With 90% of ballots counted, Mr. Kabila had 48% of the vote, while his closest challenger, opposition leader Etienne Tshisekedi, had 34%, Congo's independent election commission said, with full results expected on Friday.
Mr. Tshisekedi, a former prime minister, has rejected partial tallies released this week showing him trailing Mr. Kabila. His defiance has sparked street protests by his supporters in Congo and even European capitals. On Thursday, sporadic clashes between protesters and police broke out in the capital, Kinshasa. Supporters of Mr. Tshisekedi accused police of opening fire in front of the candidate's home, wounding several people. Attempts to reach Mr. Kabila and the police were unsuccessful.
Meanwhile, the British Broadcasting Corp. reported on Thursday that, in a matter believed to be related to a protest about Congo's political situation, passengers were evacuated from a tube station in central London after alarms were deliberately activated on a train.
Despite poor management and fraud allegations by the opposition, the international community has been restrained in its criticism of the vote amid concerns that wider unrest could erupt in the war-ravaged country.
On Thursday, the French, British and Belgian ambassadors held a joint meeting in Kinshasa to demand Mr. Tshisekedi call on his followers to remain calm when the results are announced. Speaking after their meeting, Belgian Ambassador Dominique Struye de Swielande acknowledged the election's flaws, but played down their impact.
"We work through observing missions, which in general observed that many aspects of the election went well," he said. "While recognizing deficiencies that could lead to controversies, we hope the truth will come out of the ballot box."
Election observers, opposition figures and diplomats have called on the election commission to release more-detailed election data. An estimated 32 million people were registered to vote for 11 presidential candidates and 18,000 candidates for 500 seats in Parliament, but allegations by the opposition and nongovernmental organizations of fraud and voter intimidation have marred results from Congo's provinces.
David Pottie, who led the Atlanta-based Carter Center's election-observation team, listed a series of critical problems with the election. Those included tens of thousands of lost and destroyed ballots, forced votes and the refusal of the election commission to release raw numbers from Congo's 63,000 polling stations, rather than the 11 sets of provincial-level results it has released.
Without raw data, Mr. Pottie said, it will be impossible for candidates and their supporters to verify the results and check their independent tallies with the official counts. "There was evidence of mismanagement of aspects of the election process right from the top," he said.

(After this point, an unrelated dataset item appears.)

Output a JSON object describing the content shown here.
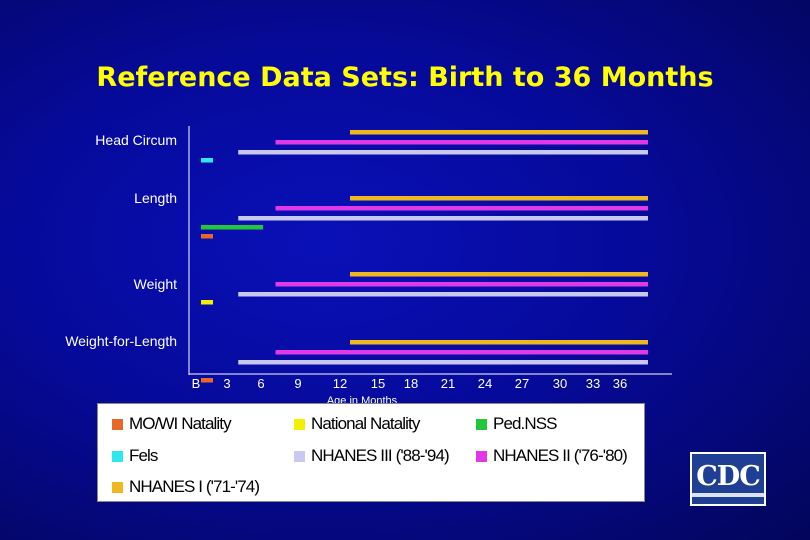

The electoral commission has promised to release those numbers after final results are announced. Then candidates will have 48 hours to file formal complaints with Congo's supreme court, but they will likely have to do so without the benefit of detailed polling data.
The stakes for Congo's election are high. The country has slipped in and out of civil war since 1996. And trouble here has often spilled into Congo's nine bordering countries, slowing development in the heart of the African continent. In a research note Thursday, the International Crisis Group warned that "Kinshasa will bear the brunt of the clashes, but violence could explode in other areas."
That threat of violence is tempering criticism from the international community, said Nyambura Githaiga, a Nairobi, Kenya-based researcher with the Institute for Strategic Studies, an African think tank.
"Caution is not a bad thing," said Ms. Githaiga. "These things can spiral out of control very quickly and if the opposition is riling things up and ready to go to the streets, the international community has to be the voice of caution."
The vote count is only the latest in a series of problems that have plagued the poll, the second since 2006, when Mr. Kabila won election. Mr. Kabila first assumed the presidency after his father, Laurent-Désiré Kabila, was assassinated in 2001.
Ahead of the election, Mr. Kabila pushed through election-law changes that replaced a runoff system and were seen to be favoring the incumbent. And he recently placed more than a dozen judges on Congo's Supreme Court—the last recourse for candidates unsatisfied with the election result.